Coffee dreams– and nightmares

Chrystal Walsh

Been to your local coffee house lately? Some students make a living off caffeine addicts.

Working for a major coffee company is interesting business, but it does have its drawbacks. The subject of our ire is also the object of our desire — customers.

They are a diverse lot. We get interesting and wonderful people coming in. Then there are those who have become notorious.

Want to avoid being hated at every business in town? If so, please heed this advice:

Let’s start with cell phone addicts. We don’t care to hear your phone conversations. Next time, I may just butt in and act like you’re talking directly to me. (“What? You actually married that loser? Have you no self esteem?”)

Next, familiarize yourself with our products. We’re happy to assist you, but we’re different from the competition. People ask for products we don’t have (“I’ll have a large mochaccino You don’t have them? Why not?!”) and then get angry.

Then there are demanding snobs who order drinks with a ton of ingredients. (“I’ll have a latte with half a Sweet’N Low, one pump of vanilla, half a pump of mocha, extra hot, no foam, an extra shot, nonfat milk.”)

And yuppies, you have no idea how annoying herd-followers are. Drop the snooty attitude. Your perceived wealth and material possessions don’t mean anything to us. Or to anyone with any sense.
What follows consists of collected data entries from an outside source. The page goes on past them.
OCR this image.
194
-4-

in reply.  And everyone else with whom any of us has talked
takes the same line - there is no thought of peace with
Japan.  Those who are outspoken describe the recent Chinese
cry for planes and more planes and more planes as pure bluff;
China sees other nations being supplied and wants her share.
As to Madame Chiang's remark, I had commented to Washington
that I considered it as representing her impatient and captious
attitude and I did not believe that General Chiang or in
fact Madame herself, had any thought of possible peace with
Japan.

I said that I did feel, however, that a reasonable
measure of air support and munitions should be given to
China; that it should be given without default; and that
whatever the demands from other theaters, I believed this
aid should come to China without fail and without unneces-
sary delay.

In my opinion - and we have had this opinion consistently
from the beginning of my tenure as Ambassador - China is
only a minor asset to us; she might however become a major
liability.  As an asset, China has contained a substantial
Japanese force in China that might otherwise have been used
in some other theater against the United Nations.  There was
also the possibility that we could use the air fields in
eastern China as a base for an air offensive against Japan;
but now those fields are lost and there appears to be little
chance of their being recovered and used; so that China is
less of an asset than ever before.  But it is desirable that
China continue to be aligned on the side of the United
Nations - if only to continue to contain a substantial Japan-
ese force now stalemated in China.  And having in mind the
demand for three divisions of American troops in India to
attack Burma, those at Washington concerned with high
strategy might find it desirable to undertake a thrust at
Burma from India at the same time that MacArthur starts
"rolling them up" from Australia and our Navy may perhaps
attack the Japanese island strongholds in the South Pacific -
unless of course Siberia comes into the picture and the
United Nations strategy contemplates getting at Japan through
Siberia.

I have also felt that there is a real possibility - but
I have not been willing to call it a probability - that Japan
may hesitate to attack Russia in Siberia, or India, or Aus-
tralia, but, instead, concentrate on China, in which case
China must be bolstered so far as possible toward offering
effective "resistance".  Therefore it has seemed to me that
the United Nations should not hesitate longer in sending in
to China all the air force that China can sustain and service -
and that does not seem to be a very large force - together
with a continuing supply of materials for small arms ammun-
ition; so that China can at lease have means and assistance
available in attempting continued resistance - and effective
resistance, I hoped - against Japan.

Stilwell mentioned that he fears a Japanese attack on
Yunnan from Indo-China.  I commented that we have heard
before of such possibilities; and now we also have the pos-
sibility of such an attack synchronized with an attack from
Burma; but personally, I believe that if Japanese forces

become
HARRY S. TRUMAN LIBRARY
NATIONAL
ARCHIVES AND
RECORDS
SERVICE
Then there are stroller mommies. They are often inconsiderate of others, enjoy constant chatter and annoy us to no end. They block walkways with their strollers. I guess they feel they own the place.

Around 2:30 p.m. we know that the witching hour is upon us: School is almost out. Don’t get me wrong, young people are welcome as long as they are quiet and respectful. We prefer that parents keep the vicious kind away from the vulnerable public.

One guy let his daughter come to our store every day after school. The girl swore at our customers, swore at us and disturbed others. Her father defended the demon seed, got angry at our security guard and threatened to sue. If the brat had continued to create a problem for us, we would have taken her photo, notified her school and called the cops. We won.

Along the same lines, if you bring a baby with you, keep it quiet and controlled. Please, no screaming. Do not let the little darling wander behind our counter (weíve had some customers who thought it was cute). We get lots of complaints about unruly children and babies.

Then there are the slobs. Parents are the worst offenders, but others are guilty as well. I know it’s difficult for you to lift your empty cup and napkin and drop it into a bin about five feet away, but think of it as good exercise!

Sometimes our customers can’t speak English well, or they mumble. Try to avoid snapping at us if we don’t understand you. Wise customers write down their orders.

Also, determine beforehand who is going to pay instead of arguing about who√≠s going to treat who. I have a very simple solution: Why don’t you BOTH pay? I’ll put half in the register and half into the tip jar! Presto, your dilemma is solved!

Bottom line: We’re just asking that you put things in perspective. We are not dealing with life-and-death issues here. If you’re in a grumpy mood, don’t take it out on us. Try someone else. Such as your boss!

Don’t lose your temper because a mistake was made or you were not served fast enough. Workers are only human. It isn’t that big a deal, and it does nasty things to your blood pressure.